Perhaps because these casinos are no longer viewed merely as floating vessels. They have become symbols of a deeper political surrender, where each incoming government inherits not only the boats themselves but also the compromises and silences attached to them.
Increasingly, those in power seek refuge behind technicalities, regulations and ambiguous court decisions, as though legality absolves them of responsibility. Courts may interpret the law. Leadership, however, demands something higher: moral clarity and political courage.
And what exactly are we normalising for our children? A waterfront once imagined as a civic and cultural space is increasingly overshadowed by floating palaces of gambling, and the quiet corrosion of public morality, all repackaged as tourism and economic progress.
CONFRONTING A DIFFICULT TRUTH
The Panaji many of us remember grows harder to find. The riverfront that once invited reflection now competes with neon lights shimmering across polluted waters carrying sewage, untreated waste and fuel residues.
Goa was never meant to become the “Macao of India". Goa’s strength lay elsewhere, in its rivers, music, food, feni, village life, carnival parades and street dances, Shigmo festivals, and the unhurried dignity that once made this place feel deeply human and deeply personal.
One wonders what Adil Shah, who envisioned Panaji as a riverine settlement and built his palace overlooking the Mandovi five centuries ago, would think if he stood today along these waters.
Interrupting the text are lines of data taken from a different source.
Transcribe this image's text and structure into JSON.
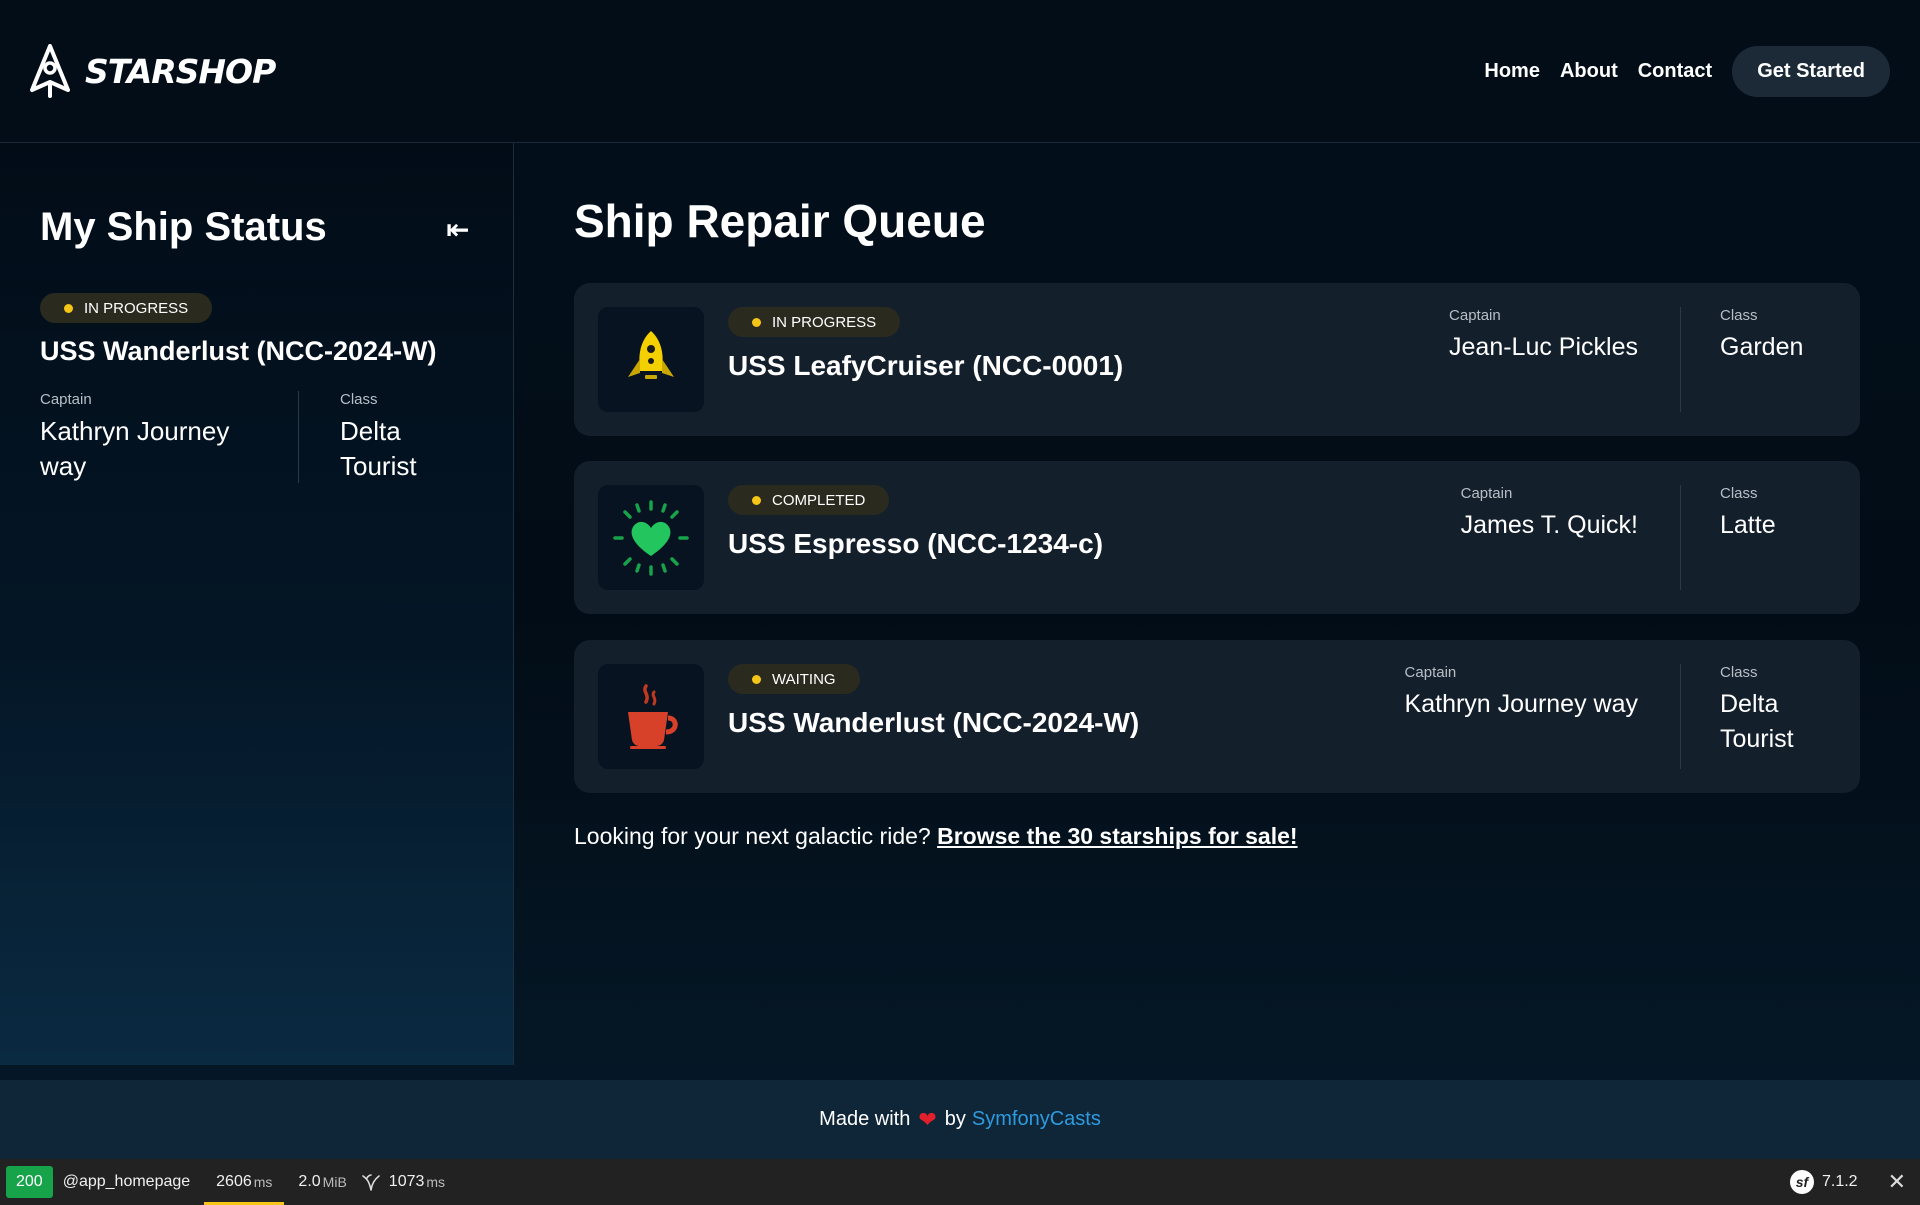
{
  "header": {
    "brand": "STARSHOP",
    "nav": [
      {
        "label": "Home"
      },
      {
        "label": "About"
      },
      {
        "label": "Contact"
      }
    ],
    "cta_label": "Get Started"
  },
  "sidebar": {
    "title": "My Ship Status",
    "collapse_icon": "collapse-left-icon",
    "status": "IN PROGRESS",
    "ship_name": "USS Wanderlust (NCC-2024-W)",
    "captain_label": "Captain",
    "captain_lines": [
      "Kathryn Journey",
      "way"
    ],
    "class_label": "Class",
    "class_lines": [
      "Delta",
      "Tourist"
    ]
  },
  "main": {
    "title": "Ship Repair Queue",
    "ships": [
      {
        "status": "IN PROGRESS",
        "name": "USS LeafyCruiser (NCC-0001)",
        "captain_label": "Captain",
        "captain": "Jean-Luc Pickles",
        "class_label": "Class",
        "class_lines": [
          "Garden"
        ],
        "icon": "rocket-icon"
      },
      {
        "status": "COMPLETED",
        "name": "USS Espresso (NCC-1234-c)",
        "captain_label": "Captain",
        "captain": "James T. Quick!",
        "class_label": "Class",
        "class_lines": [
          "Latte"
        ],
        "icon": "heart-icon"
      },
      {
        "status": "WAITING",
        "name": "USS Wanderlust (NCC-2024-W)",
        "captain_label": "Captain",
        "captain": "Kathryn Journey way",
        "class_label": "Class",
        "class_lines": [
          "Delta",
          "Tourist"
        ],
        "icon": "coffee-cup-icon"
      }
    ],
    "browse_prefix": "Looking for your next galactic ride?",
    "browse_link": "Browse the 30 starships for sale!"
  },
  "footer": {
    "made_with": "Made with",
    "by": "by",
    "link": "SymfonyCasts"
  },
  "toolbar": {
    "status_code": "200",
    "route": "@app_homepage",
    "time_value": "2606",
    "time_unit": "ms",
    "memory_value": "2.0",
    "memory_unit": "MiB",
    "twig_value": "1073",
    "twig_unit": "ms",
    "version": "7.1.2"
  },
  "colors": {
    "status_dot": "#f5c518",
    "link": "#2f9bdf",
    "status_ok": "#16a34a",
    "card_bg": "#141f2c"
  }
}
One wonders too what Dayanand Bandodkar, the first chief minister to occupy that palace in Portuguese-free Goa, would make of a river now dominated by floating casinos.
And one cannot help but think of Charles Correa, who designed our more recent cultural icon, Kala Academy, on the banks of the Mandovi, and who loved Panaji deeply enough to imagine restoring its walkability, heritage and intimate relationship with the river. This is surely not the city he hoped future generations would inherit.
The contradiction becomes even harder to ignore when Goa is marketed as a spiritual destination while its most visible waterfront evolves into a permanent theatre of gambling and excess. Spirituality cannot coexist comfortably with the aggressive normalisation of greed.
And this is where those in power today, including the chief minister, must confront a difficult truth. Leadership is measured not by speeches delivered in opposition, but by the willingness to remain faithful to promises when it becomes politically inconvenient to do so.
When politicians are out of power and when they, their children and grandchildren stand beside these same waters one day, what exactly do they want them to inherit? A river overwhelmed by casinos, pollution, noise and political convenience? Or a waterfront that still carries dignity, memory and the soul of Goa itself?
Because legacies are not built through election victories alone. They are built through the things leaders choose to protect when it becomes difficult to do so.
Goa stands with Panaji. We do not need another casino in our waters, and the people of Panaji deserve an honest and credible timeline for removing the others that have already taken over too much of the river that once belonged to everyone.